L’évolution à long terme se fait par poussées conditionnées habituellement par des surinfections virales, mycosiques ou bactériennes, toux de plus en plus fréquente, productive, crachats abondants, dyspnée permanente, cyanose, épuisement, encombrement respiratoire avec fièvre et hémoptysies, dénutrition…
 
 

Signes cliniques
 
Manifestations respiratoires :

Les poumons sont normaux à la naissance mais une obstruction des voies aériennes périphériques puis centrales se développe rapidement, alors que surviennent des infections broncho-pulmonaires répétées. En effet, le mucus bronchique ne remplit plus sa fonction de drainage, ce qui entraîne une obstruction favorisant les infections responsables progressivement de lésions broncho-pulmonaires irréversibles.
 
 
Manifestations digestives :
Atteinte du pancréas
85% des malades présentent une insuffisance pancréatique externe secondaire à une obstruction des canaux pancréatiques.
Le défaut de production d’enzymes pancréatiques, retrouvé chez 85% des malades se manifeste par une malabsorption des graisses et des protéines entraînant diarrhées chroniques et douleurs abdominales. Ce défaut de digestion des graisses entraîne un déficit en acides gras essentiels et en vitamines liposolubles, notamment les vitamines A, D, E et K.
La dégénérescence du tissu pancréatique finit par retentir sur la sécrétion endocrine, se traduisant par une intolérance au glucose pouvant évoluer jusqu’au diabète insulino dépendant.

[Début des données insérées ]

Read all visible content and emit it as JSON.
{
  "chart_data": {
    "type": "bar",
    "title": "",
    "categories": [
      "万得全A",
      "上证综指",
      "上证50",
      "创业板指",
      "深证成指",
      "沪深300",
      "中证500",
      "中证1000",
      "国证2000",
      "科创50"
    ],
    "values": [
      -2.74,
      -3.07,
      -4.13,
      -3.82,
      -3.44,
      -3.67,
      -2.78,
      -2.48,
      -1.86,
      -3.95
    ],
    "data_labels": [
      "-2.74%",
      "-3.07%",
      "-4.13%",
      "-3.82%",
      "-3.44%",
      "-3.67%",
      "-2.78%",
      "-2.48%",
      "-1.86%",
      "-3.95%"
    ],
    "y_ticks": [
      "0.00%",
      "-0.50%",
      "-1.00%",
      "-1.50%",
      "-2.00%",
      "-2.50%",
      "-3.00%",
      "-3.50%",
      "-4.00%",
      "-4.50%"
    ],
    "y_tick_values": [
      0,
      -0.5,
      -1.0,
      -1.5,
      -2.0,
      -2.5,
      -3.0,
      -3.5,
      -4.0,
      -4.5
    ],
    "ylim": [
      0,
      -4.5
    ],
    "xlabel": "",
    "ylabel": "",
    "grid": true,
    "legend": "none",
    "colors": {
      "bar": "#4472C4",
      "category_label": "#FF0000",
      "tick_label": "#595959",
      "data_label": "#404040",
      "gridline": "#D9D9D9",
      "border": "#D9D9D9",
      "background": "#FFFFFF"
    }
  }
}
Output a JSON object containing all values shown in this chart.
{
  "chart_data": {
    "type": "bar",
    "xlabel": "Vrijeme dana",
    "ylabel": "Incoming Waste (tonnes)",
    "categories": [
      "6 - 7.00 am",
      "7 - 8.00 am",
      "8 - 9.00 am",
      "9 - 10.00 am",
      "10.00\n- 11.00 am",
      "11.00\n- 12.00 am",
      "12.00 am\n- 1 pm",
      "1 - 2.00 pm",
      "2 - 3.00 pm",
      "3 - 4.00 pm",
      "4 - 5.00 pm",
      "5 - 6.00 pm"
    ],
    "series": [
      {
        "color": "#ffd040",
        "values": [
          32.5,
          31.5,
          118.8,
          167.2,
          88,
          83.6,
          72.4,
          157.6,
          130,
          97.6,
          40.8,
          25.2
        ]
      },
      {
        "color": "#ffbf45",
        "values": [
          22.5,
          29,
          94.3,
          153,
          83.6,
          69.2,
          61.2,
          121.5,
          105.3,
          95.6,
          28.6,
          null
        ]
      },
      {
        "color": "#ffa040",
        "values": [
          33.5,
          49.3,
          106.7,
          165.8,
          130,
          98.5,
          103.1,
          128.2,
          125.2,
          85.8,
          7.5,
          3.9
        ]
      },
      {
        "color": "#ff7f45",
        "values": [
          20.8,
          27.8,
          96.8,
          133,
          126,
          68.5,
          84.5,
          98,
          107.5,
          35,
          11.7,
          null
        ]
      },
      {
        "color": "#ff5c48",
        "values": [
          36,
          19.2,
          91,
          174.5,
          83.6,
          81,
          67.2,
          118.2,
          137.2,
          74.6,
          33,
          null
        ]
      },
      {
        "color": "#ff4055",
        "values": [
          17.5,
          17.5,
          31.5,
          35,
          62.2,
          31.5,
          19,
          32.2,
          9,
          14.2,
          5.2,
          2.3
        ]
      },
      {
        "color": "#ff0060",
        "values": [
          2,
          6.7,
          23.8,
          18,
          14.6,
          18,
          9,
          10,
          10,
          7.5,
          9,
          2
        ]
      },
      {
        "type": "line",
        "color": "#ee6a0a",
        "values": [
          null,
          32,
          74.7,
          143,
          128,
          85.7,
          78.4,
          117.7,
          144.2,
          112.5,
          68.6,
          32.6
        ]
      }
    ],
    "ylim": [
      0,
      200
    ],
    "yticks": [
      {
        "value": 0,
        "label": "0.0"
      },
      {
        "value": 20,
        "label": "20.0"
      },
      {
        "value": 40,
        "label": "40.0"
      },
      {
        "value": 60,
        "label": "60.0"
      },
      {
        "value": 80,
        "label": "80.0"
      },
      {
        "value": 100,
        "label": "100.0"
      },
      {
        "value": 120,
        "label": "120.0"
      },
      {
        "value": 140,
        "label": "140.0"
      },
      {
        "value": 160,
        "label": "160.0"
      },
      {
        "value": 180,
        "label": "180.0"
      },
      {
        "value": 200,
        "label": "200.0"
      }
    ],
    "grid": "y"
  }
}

La fréquence du diabète augmente avec l’âge : 13% des malades en sont atteints à 20 ans et 50% à 30 ans.
 
 
Autres manifestations :

· ORL : rhinites, sinusites chroniques et polyposes naso-sinusiennes dont la fréquence augmente avec l’âge.
· Rhumatologiques : arthrite, ostéoporose et douleurs vertébrales liées aux troubles statiques.
· Intestinales : iléus méconial qui affecte environ 18% des nouveaux-nés, reflux gastro-oesophagien et épisodes d’occlusion intestinale distale avec douleurs et distensions abdominales. Le transit intestinal est souvent 2 à 3 fois plus long chez le sujet mucoviscidosique.
· Manifestations hépatiques : stéatose et dans les formes les plus évoluées, une cirhose biliaire, rencontrée chez environ 5% des adultes et qui peut se compliquer d’hypertension portale et d’insuffisance hépato-cellulaire.
· Manifestations biliaires : elles ont une incidence croissante avec l’âge. Elles incluent des anomalies morphologiques de la vésicule biliaire, notamment microvésicule, et des lithiases vésiculaires parfois symptomatiques.
 
 

Moyens de faire le diagnostic
 
- Dépistage néonatal : effectué par dosage de la trypsine (enzyme pancréatique déficiente dans la maladie). Si le résultat du test est douteux, un examen génétique est pratiqué : si la mutation est retrouvée sur le gène CFTR, un test à la sueur sera demandé mais pas avant plusieurs semaines après la naissance, la sueur étant très difficile à recueillir chez un nourrisson.
 
- Test dit « de la sueur », positif dans 98% des cas de mucoviscidose : les patients atteints de mucoviscidose présentent une anomalie de la sueur exocrine (c’est le Professeur Di Sant’Agnese qui l’a découvert en 1953 et qui a mis au point le test à la sueur). Ce test consiste à doser la teneur en chlore et en sodium de la sueur. Le recueil de celle-ci s’effectue après avoir placé sur un avant-bras une électrode dont la stimulation provoque la sudation. Cet examen, indolore, dure quelques minutes. Les taux de chlore et de sodium sont supérieurs à 60mmol/l (millimoles par litre) chez les malades (les taux normaux de chlore et de sodium sont inférieurs à 40mmol/l. Ce test doit être positif deux fois pour pouvoir affirmer le diagnostic.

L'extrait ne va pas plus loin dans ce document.